Wolfhager Land. Der Waschbär breitet sich immer weiter aus. „Seine Zahl hat sich in den vergangenen zehn Jahren verfünffacht“, sagt Frank Becker, der in Kassel einen Forstbetrieb betreibt.

Er hat sich auf Schutzsysteme gegen Waschbären spezialisiert und wird immer häufiger von verzweifelten Hauseigentümern um Hilfe gebeten. Besondere Schwerpunkte gebe es nicht, die Tiere sind überall. Die jüngsten Meldungen von dreisten Waschbären, die in Häuser eingedrungen sind, kommen aus Naumburg und Ippinghausen. Auch in Neubaugebieten, wie beispielsweise auf dem Wolfhager Teichberg, treiben sie ihr Unwesen. Im Moment sei es besonders schlimm, da jetzt auch die entwöhnten Jungtiere auf Beutezug gingen, sagt Becker.

Haben sich die Waschbären erstmal ein Haus als Wohnhöhle ausgesucht, sei kein Halten mehr. Durch Verschieben von Dachziegeln, Herausreißen der Dachisolierungen und durch Exkremente seien die Tiere in der Lage ganze Dachstühle zu zerstören, warnt Becker.

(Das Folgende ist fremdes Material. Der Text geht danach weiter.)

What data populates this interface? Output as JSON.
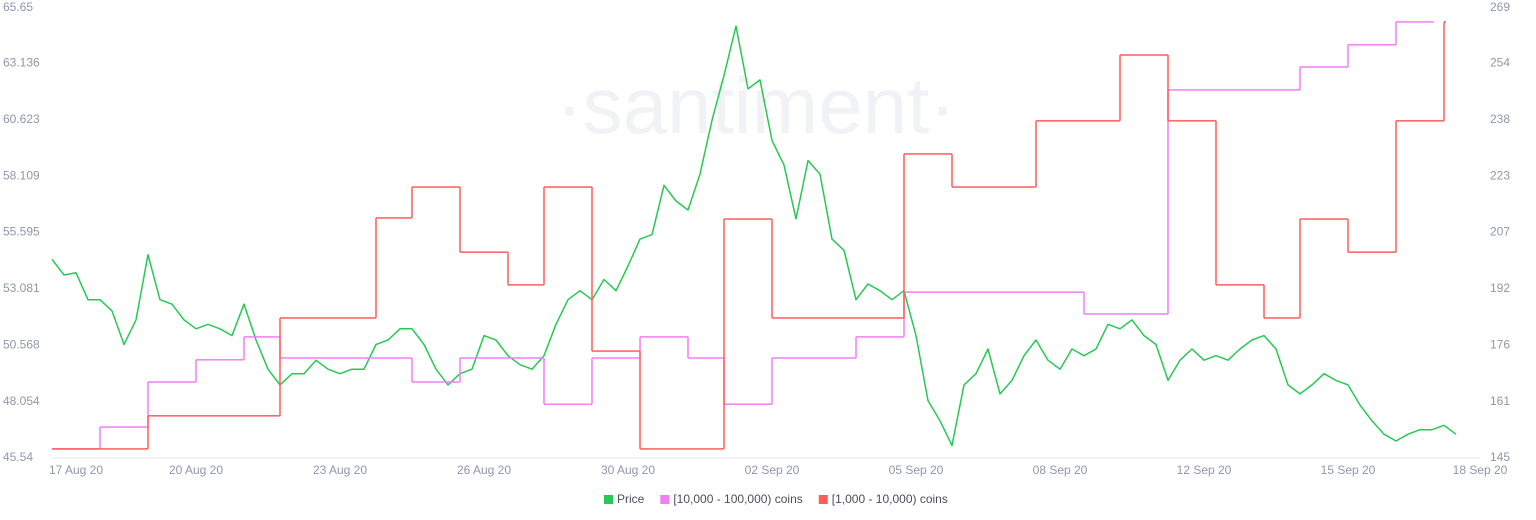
{
  "chart_data": {
    "type": "line",
    "watermark": "·santiment·",
    "categories": [
      null,
      null,
      "17 Aug 20",
      null,
      null,
      null,
      null,
      null,
      null,
      null,
      null,
      null,
      "20 Aug 20",
      null,
      null,
      null,
      null,
      null,
      null,
      null,
      null,
      null,
      null,
      null,
      "23 Aug 20",
      null,
      null,
      null,
      null,
      null,
      null,
      null,
      null,
      null,
      null,
      null,
      "26 Aug 20",
      null,
      null,
      null,
      null,
      null,
      null,
      null,
      null,
      null,
      null,
      null,
      "30 Aug 20",
      null,
      null,
      null,
      null,
      null,
      null,
      null,
      null,
      null,
      null,
      null,
      "02 Sep 20",
      null,
      null,
      null,
      null,
      null,
      null,
      null,
      null,
      null,
      null,
      null,
      "05 Sep 20",
      null,
      null,
      null,
      null,
      null,
      null,
      null,
      null,
      null,
      null,
      null,
      "08 Sep 20",
      null,
      null,
      null,
      null,
      null,
      null,
      null,
      null,
      null,
      null,
      null,
      "12 Sep 20",
      null,
      null,
      null,
      null,
      null,
      null,
      null,
      null,
      null,
      null,
      null,
      "15 Sep 20",
      null,
      null,
      null,
      null,
      null,
      null,
      null,
      null,
      null,
      null,
      "18 Sep 20"
    ],
    "series": [
      {
        "name": "Price",
        "color": "#26c953",
        "axis": "y",
        "values": [
          54.4,
          53.7,
          53.8,
          52.6,
          52.6,
          52.1,
          50.6,
          51.7,
          54.6,
          52.6,
          52.4,
          51.7,
          51.3,
          51.5,
          51.3,
          51.0,
          52.4,
          50.8,
          49.5,
          48.8,
          49.3,
          49.3,
          49.9,
          49.5,
          49.3,
          49.5,
          49.5,
          50.6,
          50.8,
          51.3,
          51.3,
          50.6,
          49.5,
          48.8,
          49.3,
          49.5,
          51.0,
          50.8,
          50.1,
          49.7,
          49.5,
          50.1,
          51.5,
          52.6,
          53.0,
          52.6,
          53.5,
          53.0,
          54.1,
          55.3,
          55.5,
          57.7,
          57.0,
          56.6,
          58.2,
          60.6,
          62.6,
          64.8,
          62.0,
          62.4,
          59.7,
          58.6,
          56.2,
          58.8,
          58.2,
          55.3,
          54.8,
          52.6,
          53.3,
          53.0,
          52.6,
          53.0,
          51.0,
          48.1,
          47.2,
          46.1,
          48.8,
          49.3,
          50.4,
          48.4,
          49.0,
          50.1,
          50.8,
          49.9,
          49.5,
          50.4,
          50.1,
          50.4,
          51.5,
          51.3,
          51.7,
          51.0,
          50.6,
          49.0,
          49.9,
          50.4,
          49.9,
          50.1,
          49.9,
          50.4,
          50.8,
          51.0,
          50.4,
          48.8,
          48.4,
          48.8,
          49.3,
          49.0,
          48.8,
          47.9,
          47.2,
          46.6,
          46.3,
          46.6,
          46.8,
          46.8,
          47.0,
          46.6,
          null,
          null
        ]
      },
      {
        "name": "[10,000 - 100,000) coins",
        "color": "#f27ff2",
        "axis": "y2",
        "step": true,
        "values": [
          147.5,
          147.5,
          147.5,
          147.5,
          153.5,
          153.5,
          153.5,
          153.5,
          165.9,
          165.9,
          165.9,
          165.9,
          172,
          172,
          172,
          172,
          178.3,
          178.3,
          178.3,
          172.5,
          172.5,
          172.5,
          172.5,
          172.5,
          172.5,
          172.5,
          172.5,
          172.5,
          172.5,
          172.5,
          165.9,
          165.9,
          165.9,
          165.9,
          172.5,
          172.5,
          172.5,
          172.5,
          172.5,
          172.5,
          172.5,
          159.8,
          159.8,
          159.8,
          159.8,
          172.5,
          172.5,
          172.5,
          172.5,
          178.3,
          178.3,
          178.3,
          178.3,
          172.5,
          172.5,
          172.5,
          159.8,
          159.8,
          159.8,
          159.8,
          172.5,
          172.5,
          172.5,
          172.5,
          172.5,
          172.5,
          172.5,
          178.3,
          178.3,
          178.3,
          178.3,
          190.6,
          190.6,
          190.6,
          190.6,
          190.6,
          190.6,
          190.6,
          190.6,
          190.6,
          190.6,
          190.6,
          190.6,
          190.6,
          190.6,
          190.6,
          184.6,
          184.6,
          184.6,
          184.6,
          184.6,
          184.6,
          184.6,
          246.2,
          246.2,
          246.2,
          246.2,
          246.2,
          246.2,
          246.2,
          246.2,
          246.2,
          246.2,
          246.2,
          252.5,
          252.5,
          252.5,
          252.5,
          258.6,
          258.6,
          258.6,
          258.6,
          264.9,
          264.9,
          264.9,
          264.9,
          null,
          null,
          null,
          null
        ]
      },
      {
        "name": "[1,000 - 10,000) coins",
        "color": "#ff5c5c",
        "axis": "y2",
        "step": true,
        "values": [
          147.5,
          147.5,
          147.5,
          147.5,
          147.5,
          147.5,
          147.5,
          147.5,
          156.6,
          156.6,
          156.6,
          156.6,
          156.6,
          156.6,
          156.6,
          156.6,
          156.6,
          156.6,
          156.6,
          183.5,
          183.5,
          183.5,
          183.5,
          183.5,
          183.5,
          183.5,
          183.5,
          211,
          211,
          211,
          219.5,
          219.5,
          219.5,
          219.5,
          201.6,
          201.6,
          201.6,
          201.6,
          192.6,
          192.6,
          192.6,
          219.5,
          219.5,
          219.5,
          219.5,
          174.4,
          174.4,
          174.4,
          174.4,
          147.5,
          147.5,
          147.5,
          147.5,
          147.5,
          147.5,
          147.5,
          210.7,
          210.7,
          210.7,
          210.7,
          183.5,
          183.5,
          183.5,
          183.5,
          183.5,
          183.5,
          183.5,
          183.5,
          183.5,
          183.5,
          183.5,
          228.6,
          228.6,
          228.6,
          228.6,
          219.5,
          219.5,
          219.5,
          219.5,
          219.5,
          219.5,
          219.5,
          237.7,
          237.7,
          237.7,
          237.7,
          237.7,
          237.7,
          237.7,
          255.8,
          255.8,
          255.8,
          255.8,
          237.7,
          237.7,
          237.7,
          237.7,
          192.6,
          192.6,
          192.6,
          192.6,
          183.5,
          183.5,
          183.5,
          210.7,
          210.7,
          210.7,
          210.7,
          201.6,
          201.6,
          201.6,
          201.6,
          237.7,
          237.7,
          237.7,
          237.7,
          264.9,
          null,
          null,
          null
        ]
      }
    ],
    "ylim": [
      45.54,
      65.65
    ],
    "yticks": [
      45.54,
      48.054,
      50.568,
      53.081,
      55.595,
      58.109,
      60.623,
      63.136,
      65.65
    ],
    "y2lim": [
      145,
      269
    ],
    "y2ticks": [
      145,
      {
        "value": 160.5,
        "label": "161"
      },
      176,
      {
        "value": 191.5,
        "label": "192"
      },
      207,
      {
        "value": 222.5,
        "label": "223"
      },
      238,
      {
        "value": 253.5,
        "label": "254"
      },
      269
    ],
    "grid": false,
    "legend": "bottom"
  }
}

„Die Vermehrung der Waschbären ist kaum zu stoppen, weil sie keine natürlichen Feinde haben“, sagt Kreisjagdberater Helmut Hoeppe aus Wolfhagen. Zudem würden die Dörfer und Städte alles im Überfluss bieten, was die Waschbären brauchten. „Die steigen in die Speisekammer und fressen die Sahnetorte.“ Probleme mit Waschbären gebe es auch in den Naturschutzgebieten beispielsweise am Glockenborn und der Naumburger Hengstwiese. Rund um die Teiche sind die Trampelpfade zu erkennen, auf denen sich die Waschbären bewegen, wenn sie die Nester der Bodenbrüter ausräubern. Wieviele es sind, kann Hoeppe nicht sagen. Geschossen wurden im Jagdjahr 2010/11 897 Tiere im Altkreis und 3145 im gesamten Kreis Kassel. Im Jagdjahr 2009/10 waren es 727 im Altkreis und 2223 im Kreis. Die Zahlen der vergangenen Jahre schwanken jedoch.